Not the Fundamentals: Conclusion


Gentle Reader,

The Not the Fundamentals series was far from exhaustive. There are many other things we could have examineds: Should women work outside the home? Should Christians go to college? Should the internet be allowed in the home? Dating, courtship or something else entirely? Public, private or home school? Are the seven days of creation literal or figurative? All of these topics and more are discussed passionately throughout the blogosphere and in books, magazine articles, radio shows, podcasts, etc.
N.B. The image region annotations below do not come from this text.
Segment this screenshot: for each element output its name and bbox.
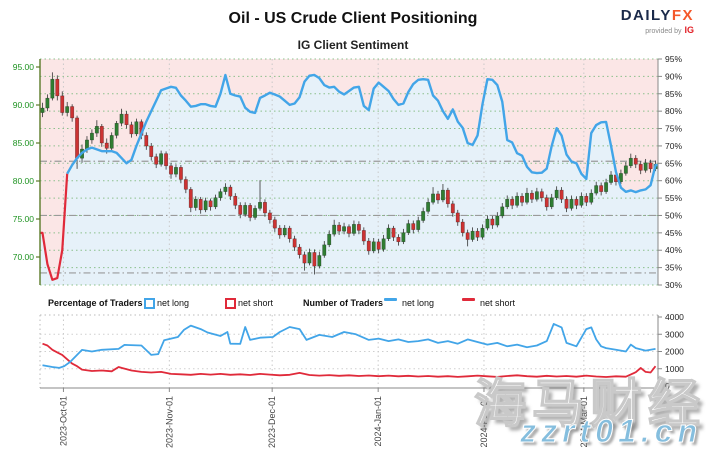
percent-tick-label: 65% xyxy=(665,158,682,168)
watermark-cjk: 海马财经 xyxy=(473,375,706,435)
price-tick-label: 95.00 xyxy=(13,62,35,72)
percent-tick-label: 45% xyxy=(665,228,682,238)
legend-num-net-long-label: net long xyxy=(402,298,435,308)
watermark-site: zzrt01.cn xyxy=(520,413,702,450)
price-tick-label: 75.00 xyxy=(13,214,35,224)
dailyfx-wordmark: DAILYFX xyxy=(621,8,694,23)
legend-percentage-title: Percentage of Traders xyxy=(48,298,143,308)
date-tick-label: 2023-Nov-01 xyxy=(164,396,174,448)
count-tick-label: 3000 xyxy=(665,329,684,339)
chart-subtitle: IG Client Sentiment xyxy=(297,38,409,52)
percent-tick-label: 90% xyxy=(665,71,682,81)
reference-lines xyxy=(40,160,658,274)
legend-num-net-short-label: net short xyxy=(480,298,516,308)
net-long-pct-line-minority xyxy=(40,173,69,281)
percent-tick-label: 35% xyxy=(665,263,682,273)
net-long-line-icon xyxy=(384,298,397,301)
sentiment-shading xyxy=(40,59,658,285)
chart-legend: Percentage of Traders net long net short… xyxy=(0,296,706,312)
percent-tick-label: 75% xyxy=(665,124,682,134)
percent-tick-label: 50% xyxy=(665,210,682,220)
price-tick-label: 80.00 xyxy=(13,176,35,186)
dailyfx-logo: DAILYFX provided by IG xyxy=(621,8,694,35)
date-tick-label: 2023-Dec-01 xyxy=(267,396,277,448)
x-axis-labels: 2023-Oct-01 2023-Nov-01 2023-Dec-01 2024-Ja… xyxy=(58,388,589,448)
price-candles xyxy=(40,72,658,275)
price-tick-label: 90.00 xyxy=(13,100,35,110)
percent-tick-label: 60% xyxy=(665,176,682,186)
net-short-square-icon xyxy=(225,298,236,309)
net-long-pct-line-majority xyxy=(66,73,658,194)
logo-provided-by: provided by IG xyxy=(645,25,694,36)
page-title: Oil - US Crude Client Positioning xyxy=(228,10,478,27)
price-tick-label: 85.00 xyxy=(13,138,35,148)
traders-net-long-line xyxy=(42,322,656,369)
price-tick-label: 70.00 xyxy=(13,252,35,262)
count-tick-label: 4000 xyxy=(665,312,684,322)
traders-gridlines xyxy=(40,315,658,388)
date-tick-label: 2024-Mar-01 xyxy=(579,396,589,448)
count-tick-label: 0 xyxy=(665,381,670,391)
percent-tick-label: 55% xyxy=(665,193,682,203)
percent-tick-label: 70% xyxy=(665,141,682,151)
count-tick-label: 2000 xyxy=(665,347,684,357)
date-tick-label: 2024-Feb-01 xyxy=(479,396,489,448)
main-axes: 95.00 90.00 85.00 80.00 75.00 70.00 95% 90% 85% 8… xyxy=(13,54,683,290)
percent-tick-label: 30% xyxy=(665,280,682,290)
net-long-square-icon xyxy=(144,298,155,309)
legend-pct-net-long-label: net long xyxy=(157,298,190,308)
date-tick-label: 2023-Oct-01 xyxy=(58,396,68,446)
legend-pct-net-short-label: net short xyxy=(238,298,274,308)
ig-logo-text: IG xyxy=(684,25,694,35)
sentiment-line xyxy=(40,73,658,281)
logo-fx-text: FX xyxy=(671,7,694,24)
net-short-majority-area xyxy=(40,59,658,280)
logo-daily-text: DAILY xyxy=(620,7,672,24)
traders-lines xyxy=(42,322,657,378)
legend-number-title: Number of Traders xyxy=(303,298,384,308)
traders-net-short-line xyxy=(42,342,657,378)
percent-tick-label: 85% xyxy=(665,89,682,99)
traders-axes: 4000 3000 2000 1000 0 xyxy=(39,312,684,391)
percent-tick-label: 80% xyxy=(665,106,682,116)
date-tick-label: 2024-Jan-01 xyxy=(373,396,383,447)
percent-tick-label: 95% xyxy=(665,54,682,64)
net-short-line-icon xyxy=(462,298,475,301)
percent-tick-label: 40% xyxy=(665,245,682,255)
count-tick-label: 1000 xyxy=(665,364,684,374)
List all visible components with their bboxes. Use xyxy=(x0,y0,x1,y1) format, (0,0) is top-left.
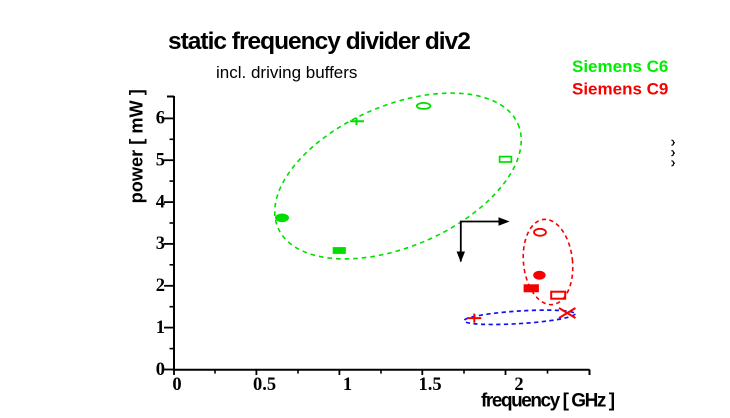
svg-text:0: 0 xyxy=(172,375,181,395)
svg-text:5: 5 xyxy=(156,151,165,171)
svg-text:2: 2 xyxy=(156,276,165,296)
svg-text:1.5: 1.5 xyxy=(418,375,441,395)
svg-text:0: 0 xyxy=(156,360,165,380)
svg-text:0.5: 0.5 xyxy=(253,375,276,395)
svg-text:3: 3 xyxy=(156,234,165,254)
svg-text:static frequency divider div2: static frequency divider div2 xyxy=(168,28,470,55)
svg-text:4: 4 xyxy=(156,192,165,212)
svg-text:Siemens C6: Siemens C6 xyxy=(572,57,668,76)
svg-text:incl. driving buffers: incl. driving buffers xyxy=(216,63,357,82)
svg-text:frequency [ GHz ]: frequency [ GHz ] xyxy=(481,391,615,412)
svg-text:Siemens C9: Siemens C9 xyxy=(572,80,668,99)
svg-text:power [ mW ]: power [ mW ] xyxy=(127,89,147,203)
svg-text:2: 2 xyxy=(514,375,523,395)
svg-text:1: 1 xyxy=(156,318,165,338)
svg-text:1: 1 xyxy=(343,375,352,395)
svg-text:6: 6 xyxy=(156,109,165,129)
But I think we’ve covered enough and that my point is clear. There are definite commands that Christians are called to live out. I don’t dispute that. What I do stand against is legalism. Insisting on a certain style of dress, a certain way of schooling, a certain type of entertainment or any number of things as evidence of Christian faith is nonsense. Anyone can conform to a list of rules. Anyone can play the game. Being “good” doesn’t equal salvation at all.

What is also apparent is that the legalism found in today’s fundamentalist circles is particularly aimed at women. If an adult woman wants to have a lot of kids and be a stay-at-home wife and mother, more power to her – as long as it’s her choice. Men are not the priests and rulers over women. How this blatantly pagan idea has worked its way into Christian circles is beyond me. Throw certain proof texts around all you want; the understanding that men are to rule women and that this was God’s design before the fall is built on a nineteenth century view of the world. Women are accountable to God for their lives. We have free will. We stand before Him, reflecting something of His image, completely on equal footing with men.
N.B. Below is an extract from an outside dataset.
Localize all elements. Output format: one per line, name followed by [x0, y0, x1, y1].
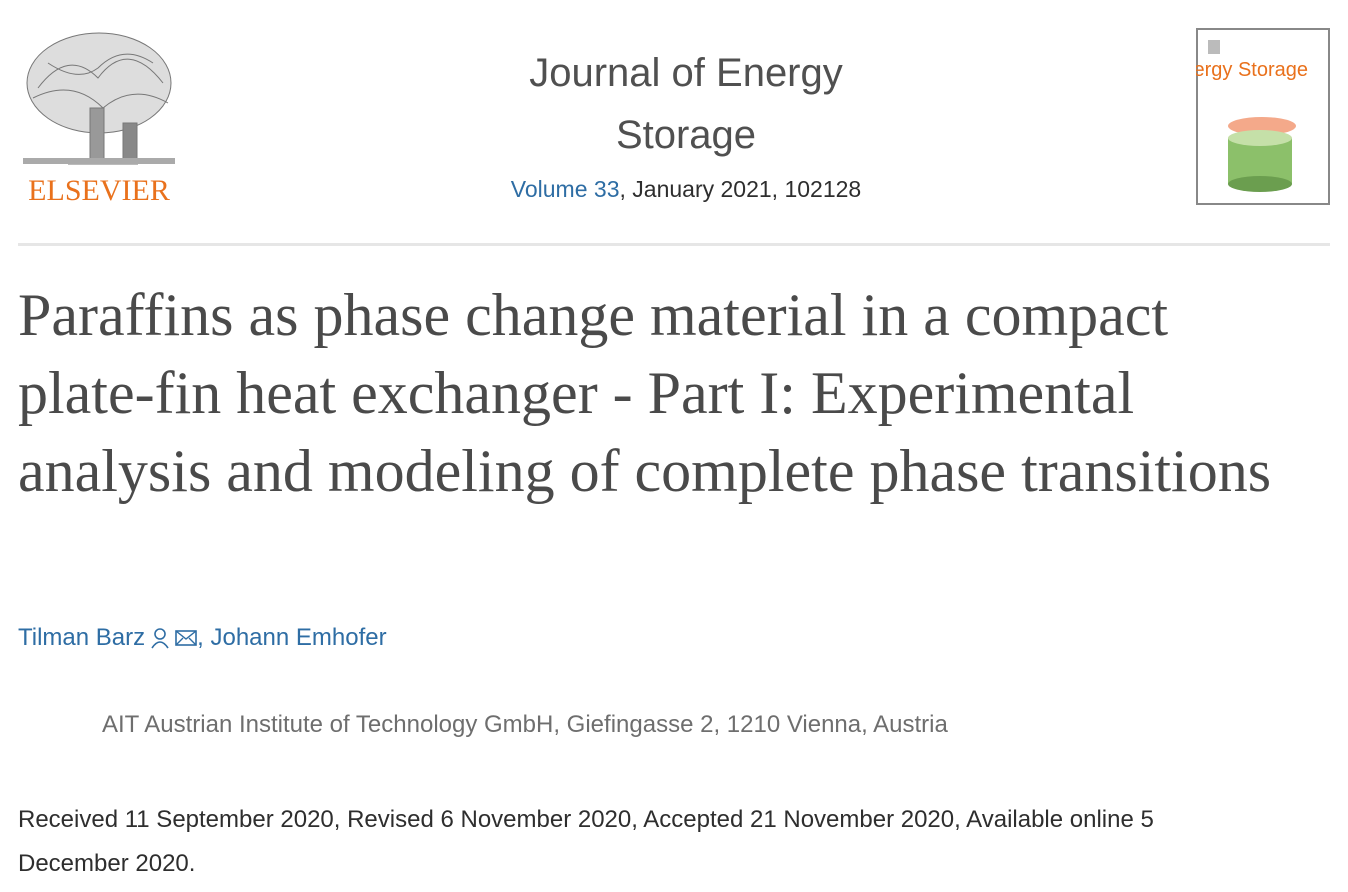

I hope you come away from this series with a desire to live your life in complete surrender to God, rather than to the dictates of humankind.

My journey to faith. (15)

For all the posts in the Not the Fundamentals series, go here.


3 thoughts on “Not the Fundamentals: Conclusion

  1. Being “good” doesn’t equal salvation at all.

    That’s an interesting statement. Of course, I’m taking it out of context, but I would expect someone who is saved and living a life devoted to Christ would display behavior that reflected their status and devotion. I think being “saved” is a good and necessary first step, but the Christian laser-like focus on “getting saved” sometimes seems a little self-centered. Jesus said “Repent for the Kingdom of Heaven (or alternately, Kingdom of God) is at hand (Matthew 3:2 and in several other places in the Gospels), not repent and save your own soul.

    There’s a lot to be said about the Kingdom of Heaven, but one point I read recently is that we each are part of the realization of a Kingdom that has started coming but not yet arrived. What we do to serve God and people matters. There’s a reason Jesus outlined the two greatest commandments, the two commandments that are the big “buckets” containing all the rest of the commandments (Matthew 22:36-40). We love God and serve people or better put, we love God *by* serving other people.

    This doesn’t require wearing certain clothing, using a particular translation of the Bible and so forth, but is does require us, not necessarily always to *be* good, but to *do* good. People in the Bible didn’t spend an inordinate amount of time worrying about being saved, they focused on what they were doing to serve God. You see this pattern from Abraham to Jesus to Paul and among the other devoted ones in the Bible.

    Does the rest of the minutia really matter?


    1. “What we do to serve God and people matters.”

      Totally agree. The Apostle James wasn’t kidding when he said that faith without works is dead. What I’m trying to get at is the works with faith mean nothing. Just because someone wears a certain style of clothing or reads certain books because it is expected of them doesn’t mean that they are in Christ.